Posted by forvictoria
 - November 16, 2014, 11:32:34 AM
the article did say if ones allergic to wheat to avoid it completely, I think they were addressing people with intolerances or sensitivities not allergies. (I posted the first part of the article with a link to the entire article since it was lengthy)

But I don't know if there is any validity to their claim about Roundup being the cause of sensitivities to wheat.but if that is the farmers practice it cant be good.
Posted by TT
 - November 16, 2014, 11:27:01 AM
Oh, no.  YOU sit down for tears when you hear this one.  Whoever wrote this drivel.

The first bite of grain ever that induced anaphylaxis in my INFANT was non-GMO ORGANIC barley. 

Pseudoallergies, folks.  It's hurting people who anaphylax to conflate self-diagnosed intolerances with documented history of IgE-mediated allergic reactions requiring epinephrine.

ncbi.nlm.nih.gov/pubmed/23551300

Feel free to take a gander at the data in the Asia Pacific region on top allergens inducing anaphylaxis.  Wheat is way up there.

But hey, why should I who actually have to manage a highly at risk child ruin the quackery.
Posted by forvictoria
 - November 16, 2014, 09:45:22 AM
http://www.thehealthyhomeeconomist.com/real-reason-for-toxic-wheat-its-not-gluten/

Emails from folks with allergic or digestive issues to wheat in the United States experienced no symptoms whatsoever when they tried eating pasta on vacation in Italy.

Confused parents wondering why wheat consumption sometimes triggered autoimmune reactions in their children but not at other times.

In my own home, I've long pondered why my husband can eat the wheat I prepare at home, but he experiences negative digestive effects eating even a single roll in a restaurant.

There is clearly something going on with wheat that is not well known by the general public.
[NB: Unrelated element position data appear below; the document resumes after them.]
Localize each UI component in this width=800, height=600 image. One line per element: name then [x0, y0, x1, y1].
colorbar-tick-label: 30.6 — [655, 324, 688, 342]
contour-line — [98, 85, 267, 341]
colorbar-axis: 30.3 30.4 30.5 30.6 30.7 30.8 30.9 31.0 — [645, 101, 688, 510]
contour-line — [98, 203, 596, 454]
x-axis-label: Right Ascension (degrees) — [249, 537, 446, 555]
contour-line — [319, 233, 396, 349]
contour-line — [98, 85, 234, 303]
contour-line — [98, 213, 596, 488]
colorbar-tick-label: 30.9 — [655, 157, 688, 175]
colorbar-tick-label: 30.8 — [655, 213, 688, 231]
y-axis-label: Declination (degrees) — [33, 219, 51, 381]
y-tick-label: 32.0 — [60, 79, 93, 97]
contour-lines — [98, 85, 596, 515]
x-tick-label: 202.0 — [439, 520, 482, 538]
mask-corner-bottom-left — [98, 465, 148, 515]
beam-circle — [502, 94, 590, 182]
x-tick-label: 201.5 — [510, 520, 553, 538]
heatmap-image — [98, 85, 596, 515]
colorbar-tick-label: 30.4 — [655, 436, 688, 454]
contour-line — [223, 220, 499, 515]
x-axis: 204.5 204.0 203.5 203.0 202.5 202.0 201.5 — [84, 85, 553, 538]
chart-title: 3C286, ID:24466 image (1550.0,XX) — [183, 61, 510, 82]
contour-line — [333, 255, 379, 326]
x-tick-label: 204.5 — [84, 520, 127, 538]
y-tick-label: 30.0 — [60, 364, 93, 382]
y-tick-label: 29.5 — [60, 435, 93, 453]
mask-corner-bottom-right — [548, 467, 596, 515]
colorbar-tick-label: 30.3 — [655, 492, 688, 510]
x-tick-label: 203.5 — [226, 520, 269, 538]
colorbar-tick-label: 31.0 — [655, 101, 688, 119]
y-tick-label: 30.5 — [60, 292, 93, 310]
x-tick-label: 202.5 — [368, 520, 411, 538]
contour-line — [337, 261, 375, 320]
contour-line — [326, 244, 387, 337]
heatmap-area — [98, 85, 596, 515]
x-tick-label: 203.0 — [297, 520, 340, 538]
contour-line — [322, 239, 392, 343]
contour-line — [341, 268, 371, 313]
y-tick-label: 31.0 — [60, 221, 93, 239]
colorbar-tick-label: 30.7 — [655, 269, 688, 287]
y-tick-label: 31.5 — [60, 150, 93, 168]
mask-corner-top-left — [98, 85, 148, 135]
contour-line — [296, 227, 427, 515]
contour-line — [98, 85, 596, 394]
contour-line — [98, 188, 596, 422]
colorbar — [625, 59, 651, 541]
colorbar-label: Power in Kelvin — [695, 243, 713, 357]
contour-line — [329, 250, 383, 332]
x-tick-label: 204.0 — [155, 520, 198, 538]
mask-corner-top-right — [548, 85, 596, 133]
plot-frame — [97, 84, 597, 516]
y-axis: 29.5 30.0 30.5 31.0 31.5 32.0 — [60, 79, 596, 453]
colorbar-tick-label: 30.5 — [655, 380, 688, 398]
It goes far and beyond organic versus nonorganic, gluten or hybridization because even conventional wheat triggers no symptoms for some who eat wheat in other parts of the world.

What indeed is going on with wheat?

For quite some time, I secretly harbored the notion that wheat in the United States must, in fact, be genetically modified.  GMO wheat secretly invading the North American food supply seemed the only thing that made sense and could account for the varied experiences I was hearing about.

I reasoned that it couldn't be the gluten or wheat hybridization. Gluten and wheat hybrids have been consumed for thousands of years. It just didn't make sense that this could be the reason for so many people suddenly having problems with wheat and gluten in general in the past 5-10 years.

Finally, the answer came over dinner a couple of months ago with a friend who was well versed in the wheat production process. I started researching the issue for myself, and was, quite frankly, horrified at what I discovered.

The good news is that the reason wheat has become so toxic in the United States is not because it is secretly GMO as I had feared (thank goodness!).

The bad news is that the problem lies with the manner in which wheat is harvested by conventional wheat farmers.

You're going to want to sit down for this one.  I've had some folks burst into tears in horror when I passed along this information before.

Wheat harvest protocol in the United States is to drench the wheat fields with Roundup several days before the combine harvesters work through the fields as withered, dead wheat plants are less taxing on the farm equipment and allows for an earlier, easier and bigger harvest

Pre-harvest application of the herbicide Roundup or other herbicides containing the deadly active ingredient glyphosate to wheat and barley as a desiccant was suggested as early as 1980.  It has since become routine over the past 15 years and is used as a drying agent 7-10 days before harvest within the conventional farming community.